L. Ashely Higgins, P.A., by: L. Ashley Higgins, for appellee.

Paul Danielson, Justice.

Appellant Helena-West Helena stice. appeals from the order of the Phillips County Circuit Court, which denied the school district’s motion to dismiss and ordered it to pay the sum of $5,260 with interest to appellees, Linda Faye White, in her official capacity as the county clerk of Phillips County, and the Phillips County Election Commission (collectively “Phillips County”), in addition to an attorney’s fee of $526. The school district raises two points on appeal: (1) that the circuit court erred in allowing overtime pay to the county clerk to be billed to the school district as an election expense; and (2) that the circuit court erred in ordering the school district to pay legal fees for Phillips County. We reverse the circuit court’s order and dismiss.

A review of the record reveals that on March 4, 2003, the United States District Court for the Eastern District of Arkansas entered an agreed order of unitary status and dismissal, which found that the school district had complied with certain desegregation orders and had met the legal standards for a declaration of unitary status, thereby entitling it to a dismissal of the desegregation litigation. Thereafter, several individuals, including appellee Laketha Brown Fluker, filed with the circuit court an emergency verified petition for writ of mandamus and declaratory judgment and a temporary restraining order against the school district and several others, including Phillips County.

On August 5, 2005, the circuit court found that the school district, after being released from federal court supervision, had the duty to redraw the boundaries of the school zones in accordance with Ark. Code Ann. § 6-13-631(g)(3)(A) (Repl. 1999), which *576had not been accomplished. Furthermore, the circuit court found that a map submitted by Phillips County would be adopted, that the county clerk had the duty of using her best efforts to move the affected voters according to said map and to implement the discussed zoning plan, and that the electors of the school district were entitled by law to elect a new school board. The circuit court also ordered that the then-existing board members would be required to stand for reelection in the September 2005 school election. On August 26, 2005, the circuit court denied the school board’s motion to terminate the scheduled school board election after a hearing on said motion. In addition, the school district’s motion for stay of proceeding to enforce judgment and amended motion for stay of proceedings were denied the same day.
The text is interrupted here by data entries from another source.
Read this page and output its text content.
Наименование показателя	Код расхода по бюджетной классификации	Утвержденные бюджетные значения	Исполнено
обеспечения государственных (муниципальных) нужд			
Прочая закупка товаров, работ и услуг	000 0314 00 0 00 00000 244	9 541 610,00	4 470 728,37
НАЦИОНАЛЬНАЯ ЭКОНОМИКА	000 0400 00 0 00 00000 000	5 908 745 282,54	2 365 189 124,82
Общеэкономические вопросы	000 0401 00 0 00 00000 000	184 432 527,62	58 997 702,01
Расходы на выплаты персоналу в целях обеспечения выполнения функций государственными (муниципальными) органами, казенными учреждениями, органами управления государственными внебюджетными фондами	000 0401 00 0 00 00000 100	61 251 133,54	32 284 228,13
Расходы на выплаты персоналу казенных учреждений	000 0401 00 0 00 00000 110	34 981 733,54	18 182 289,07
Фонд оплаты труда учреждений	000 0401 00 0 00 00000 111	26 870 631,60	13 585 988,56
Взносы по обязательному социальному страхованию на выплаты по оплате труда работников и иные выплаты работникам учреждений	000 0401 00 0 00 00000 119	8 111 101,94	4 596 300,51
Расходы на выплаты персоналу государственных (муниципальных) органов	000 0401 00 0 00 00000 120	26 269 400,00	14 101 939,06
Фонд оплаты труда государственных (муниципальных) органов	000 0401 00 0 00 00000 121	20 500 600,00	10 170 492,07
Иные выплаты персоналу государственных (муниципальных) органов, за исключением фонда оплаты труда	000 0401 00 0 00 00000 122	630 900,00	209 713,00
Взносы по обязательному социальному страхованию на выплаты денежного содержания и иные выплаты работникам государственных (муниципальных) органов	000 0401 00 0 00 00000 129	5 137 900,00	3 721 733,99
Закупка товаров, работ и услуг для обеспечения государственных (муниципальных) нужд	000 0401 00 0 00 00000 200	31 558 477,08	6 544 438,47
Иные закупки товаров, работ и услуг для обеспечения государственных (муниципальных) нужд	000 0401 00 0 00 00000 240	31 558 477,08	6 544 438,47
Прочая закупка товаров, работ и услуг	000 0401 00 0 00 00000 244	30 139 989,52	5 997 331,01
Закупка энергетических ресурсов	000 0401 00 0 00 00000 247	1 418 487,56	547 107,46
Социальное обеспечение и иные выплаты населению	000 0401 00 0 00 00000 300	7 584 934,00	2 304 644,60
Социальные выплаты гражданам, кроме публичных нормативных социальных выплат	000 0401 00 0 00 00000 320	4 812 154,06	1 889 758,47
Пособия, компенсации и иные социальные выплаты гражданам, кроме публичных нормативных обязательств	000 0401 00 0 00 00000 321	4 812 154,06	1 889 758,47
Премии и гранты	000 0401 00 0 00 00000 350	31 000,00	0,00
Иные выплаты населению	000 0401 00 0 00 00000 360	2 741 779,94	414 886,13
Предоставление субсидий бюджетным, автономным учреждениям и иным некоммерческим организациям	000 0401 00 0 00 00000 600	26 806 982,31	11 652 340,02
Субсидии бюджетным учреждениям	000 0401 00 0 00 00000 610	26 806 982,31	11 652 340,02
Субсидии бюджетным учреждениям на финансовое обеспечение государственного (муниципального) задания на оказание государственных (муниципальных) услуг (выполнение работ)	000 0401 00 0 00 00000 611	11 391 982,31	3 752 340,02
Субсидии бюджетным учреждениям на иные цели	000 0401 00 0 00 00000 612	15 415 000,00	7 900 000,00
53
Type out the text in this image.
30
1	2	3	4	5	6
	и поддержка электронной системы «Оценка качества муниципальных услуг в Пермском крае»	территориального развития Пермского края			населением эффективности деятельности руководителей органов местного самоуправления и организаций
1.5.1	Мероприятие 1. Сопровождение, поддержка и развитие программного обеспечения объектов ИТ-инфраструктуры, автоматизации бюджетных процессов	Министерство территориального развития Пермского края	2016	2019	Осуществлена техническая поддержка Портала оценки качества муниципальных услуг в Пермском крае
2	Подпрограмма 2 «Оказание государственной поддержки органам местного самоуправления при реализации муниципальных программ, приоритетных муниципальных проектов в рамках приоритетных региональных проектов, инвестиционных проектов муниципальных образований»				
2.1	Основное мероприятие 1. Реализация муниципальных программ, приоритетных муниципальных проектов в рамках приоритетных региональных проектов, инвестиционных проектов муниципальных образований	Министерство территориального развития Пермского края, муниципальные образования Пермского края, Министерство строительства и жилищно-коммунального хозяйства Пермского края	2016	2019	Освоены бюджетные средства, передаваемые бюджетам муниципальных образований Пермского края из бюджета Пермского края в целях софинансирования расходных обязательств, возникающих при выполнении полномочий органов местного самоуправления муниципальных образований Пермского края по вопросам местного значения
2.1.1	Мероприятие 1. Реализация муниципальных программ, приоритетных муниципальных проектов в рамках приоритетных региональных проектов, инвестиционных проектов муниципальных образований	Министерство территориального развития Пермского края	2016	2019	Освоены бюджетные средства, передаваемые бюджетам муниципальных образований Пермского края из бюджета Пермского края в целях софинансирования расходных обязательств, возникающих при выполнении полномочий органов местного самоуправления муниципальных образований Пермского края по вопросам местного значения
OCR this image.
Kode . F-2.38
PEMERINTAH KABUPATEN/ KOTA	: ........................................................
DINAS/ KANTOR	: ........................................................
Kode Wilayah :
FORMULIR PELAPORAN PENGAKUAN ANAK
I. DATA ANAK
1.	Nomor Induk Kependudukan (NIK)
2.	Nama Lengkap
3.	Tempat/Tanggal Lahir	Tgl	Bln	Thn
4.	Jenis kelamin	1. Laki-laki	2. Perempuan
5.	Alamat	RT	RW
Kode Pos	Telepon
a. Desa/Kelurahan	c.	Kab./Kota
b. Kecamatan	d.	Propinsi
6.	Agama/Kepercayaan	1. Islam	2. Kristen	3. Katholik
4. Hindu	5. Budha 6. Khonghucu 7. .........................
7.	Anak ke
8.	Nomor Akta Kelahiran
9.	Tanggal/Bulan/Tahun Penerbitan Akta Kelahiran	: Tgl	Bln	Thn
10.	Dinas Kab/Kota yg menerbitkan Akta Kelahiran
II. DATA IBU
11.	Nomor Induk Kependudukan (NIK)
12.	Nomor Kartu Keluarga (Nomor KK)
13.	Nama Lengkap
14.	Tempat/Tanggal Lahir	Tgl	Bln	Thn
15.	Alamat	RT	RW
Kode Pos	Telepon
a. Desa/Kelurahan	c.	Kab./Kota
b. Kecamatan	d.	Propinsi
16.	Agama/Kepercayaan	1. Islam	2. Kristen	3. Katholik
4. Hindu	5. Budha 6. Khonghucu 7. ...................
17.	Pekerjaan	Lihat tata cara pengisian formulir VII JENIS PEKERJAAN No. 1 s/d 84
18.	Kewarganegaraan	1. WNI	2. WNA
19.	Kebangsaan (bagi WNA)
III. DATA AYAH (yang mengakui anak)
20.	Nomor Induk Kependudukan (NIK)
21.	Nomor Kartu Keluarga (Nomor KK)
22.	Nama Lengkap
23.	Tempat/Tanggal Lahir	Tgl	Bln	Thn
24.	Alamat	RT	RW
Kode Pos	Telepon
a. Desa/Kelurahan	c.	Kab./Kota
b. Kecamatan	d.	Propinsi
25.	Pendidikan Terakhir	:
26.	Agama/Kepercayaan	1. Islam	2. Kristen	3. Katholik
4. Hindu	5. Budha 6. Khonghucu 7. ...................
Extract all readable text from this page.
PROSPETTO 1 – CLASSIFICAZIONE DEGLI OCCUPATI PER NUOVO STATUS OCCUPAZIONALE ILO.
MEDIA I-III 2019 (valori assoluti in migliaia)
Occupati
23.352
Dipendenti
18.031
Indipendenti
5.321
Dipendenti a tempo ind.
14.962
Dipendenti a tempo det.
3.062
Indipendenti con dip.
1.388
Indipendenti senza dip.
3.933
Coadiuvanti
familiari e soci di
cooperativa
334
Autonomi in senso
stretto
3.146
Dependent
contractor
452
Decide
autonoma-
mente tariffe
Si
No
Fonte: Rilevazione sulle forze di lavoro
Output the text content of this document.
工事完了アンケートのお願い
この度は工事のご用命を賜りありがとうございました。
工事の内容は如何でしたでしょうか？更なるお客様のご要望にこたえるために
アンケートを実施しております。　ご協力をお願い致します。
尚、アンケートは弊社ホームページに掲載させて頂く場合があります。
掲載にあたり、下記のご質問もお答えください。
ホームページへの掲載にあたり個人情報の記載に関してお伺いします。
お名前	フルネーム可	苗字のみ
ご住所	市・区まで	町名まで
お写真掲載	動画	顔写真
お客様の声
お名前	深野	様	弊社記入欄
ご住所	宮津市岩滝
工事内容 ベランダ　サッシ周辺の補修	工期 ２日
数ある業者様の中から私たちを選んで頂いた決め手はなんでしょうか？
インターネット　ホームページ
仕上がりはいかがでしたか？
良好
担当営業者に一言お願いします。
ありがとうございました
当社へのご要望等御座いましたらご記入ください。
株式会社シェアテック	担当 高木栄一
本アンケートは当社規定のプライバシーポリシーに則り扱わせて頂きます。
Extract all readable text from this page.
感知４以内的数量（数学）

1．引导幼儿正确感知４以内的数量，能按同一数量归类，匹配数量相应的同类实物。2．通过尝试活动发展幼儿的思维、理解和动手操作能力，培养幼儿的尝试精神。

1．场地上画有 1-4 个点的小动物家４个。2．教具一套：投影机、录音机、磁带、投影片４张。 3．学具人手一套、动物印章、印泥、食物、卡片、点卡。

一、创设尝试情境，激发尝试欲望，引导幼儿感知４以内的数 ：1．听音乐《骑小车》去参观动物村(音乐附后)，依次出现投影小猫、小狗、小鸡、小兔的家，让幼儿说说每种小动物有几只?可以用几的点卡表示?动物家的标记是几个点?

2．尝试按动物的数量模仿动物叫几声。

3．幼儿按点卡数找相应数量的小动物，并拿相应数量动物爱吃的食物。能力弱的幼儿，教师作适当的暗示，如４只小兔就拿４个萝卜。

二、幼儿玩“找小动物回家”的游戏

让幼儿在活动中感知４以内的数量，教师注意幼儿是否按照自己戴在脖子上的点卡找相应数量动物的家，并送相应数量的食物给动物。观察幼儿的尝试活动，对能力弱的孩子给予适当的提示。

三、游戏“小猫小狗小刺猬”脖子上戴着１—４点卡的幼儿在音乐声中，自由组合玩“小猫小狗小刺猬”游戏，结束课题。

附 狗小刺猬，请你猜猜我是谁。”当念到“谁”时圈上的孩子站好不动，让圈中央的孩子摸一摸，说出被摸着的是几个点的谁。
The annual school election for the Helena-West Helena school district was held on September 20, 2005, and a run-off election followed on October 11, 2005. On November 8, 2005, Phillips County, “in the nature of a cross-claim against a co-party pursuant to ARCP Rule 13(f) for payment of an open account pursuant to Ark. Code Ann. § 6-14-118 and 6-14-119,” filed a motion for judgment for election expenses against the school district. The motion submitted that Phillips County fulfilled its duty under the circuit court’s order by completing the necessary rezoning, that it incurred great expense in doing so, and that because the expenses were a direct result of the failure of the school district to fulfill its duty to rezone, the school district was indebted to Phillips County in the amount of $37,840.74 and was responsible for an attorney’s fee. Before the court ruled on the motion, the school district paid part of the debt claimed by Phillips County, but contested the portion that had been allocated to Linda Faye White for overtime and, on November 23, 2007, filed a motion to dismiss and response to the motion for election expenses.

On February 1, 2007, the circuit court denied the school district’s motion to dismiss and ordered the school district to pay the sum of $5,260, plus interest, to Phillips County, in addition to an attorney’s fee of $526. The school district filed a motion to reconsider, which was denied by the circuit court on March 9, 2007, and filed a timely notice of appeal on March 20, 2007.

I. Compensation to the Phillips County Clerk

The school district, for its initial point on appeal, argues that the circuit court erred in awarding overtime pay to the county clerk as an election expense. It first contends that, as a matter of *577law, the clerk of Phillips County, as an elected official who receives a salary fixed by statute, is not entitled to be paid overtime for performing the statutory duties that she was legally elected to do. Phillips County responds that the circuit court did not award overtime pay to the clerk, rather the circuit court simply found that the school district was responsible for the additional costs Phillips County incurred from the election, which included overtime pay provided to the clerk. Furthermore, Phillips County argues that the statute that governs the clerk’s salary, Ark. Code Ann. § 14-14-1204 (Supp. 2007), does not “fix” her salary, but instead it provides a range of compensation that is appropriate depending upon the population of the county.

The standard of review on appeal from a bench trial is whether the circuit court’s findings were clearly erroneous or clearly against the preponderance of the evidence. See Murphy v. City of West Memphis, 352 Ark. 315, 101 S.W.3d 221 (2003). A finding is clearly erroneous when, although there is evidence to support it, the reviewing court, when considering all of the evidence, is left with a definite and firm conviction that a mistake has been committed. See id. This court views the evidence in a light most favorable to the appellee, resolving all inferences in favor of the appellee. See Arkansas Transit Homes, Inc. v. Aetna Life & Cas., 341 Ark. 317, 16 S.W.3d 545 (2000). However, a circuit court’s conclusion on a question of law is reviewed de novo and is given no deference on appeal. See Murphy, supra.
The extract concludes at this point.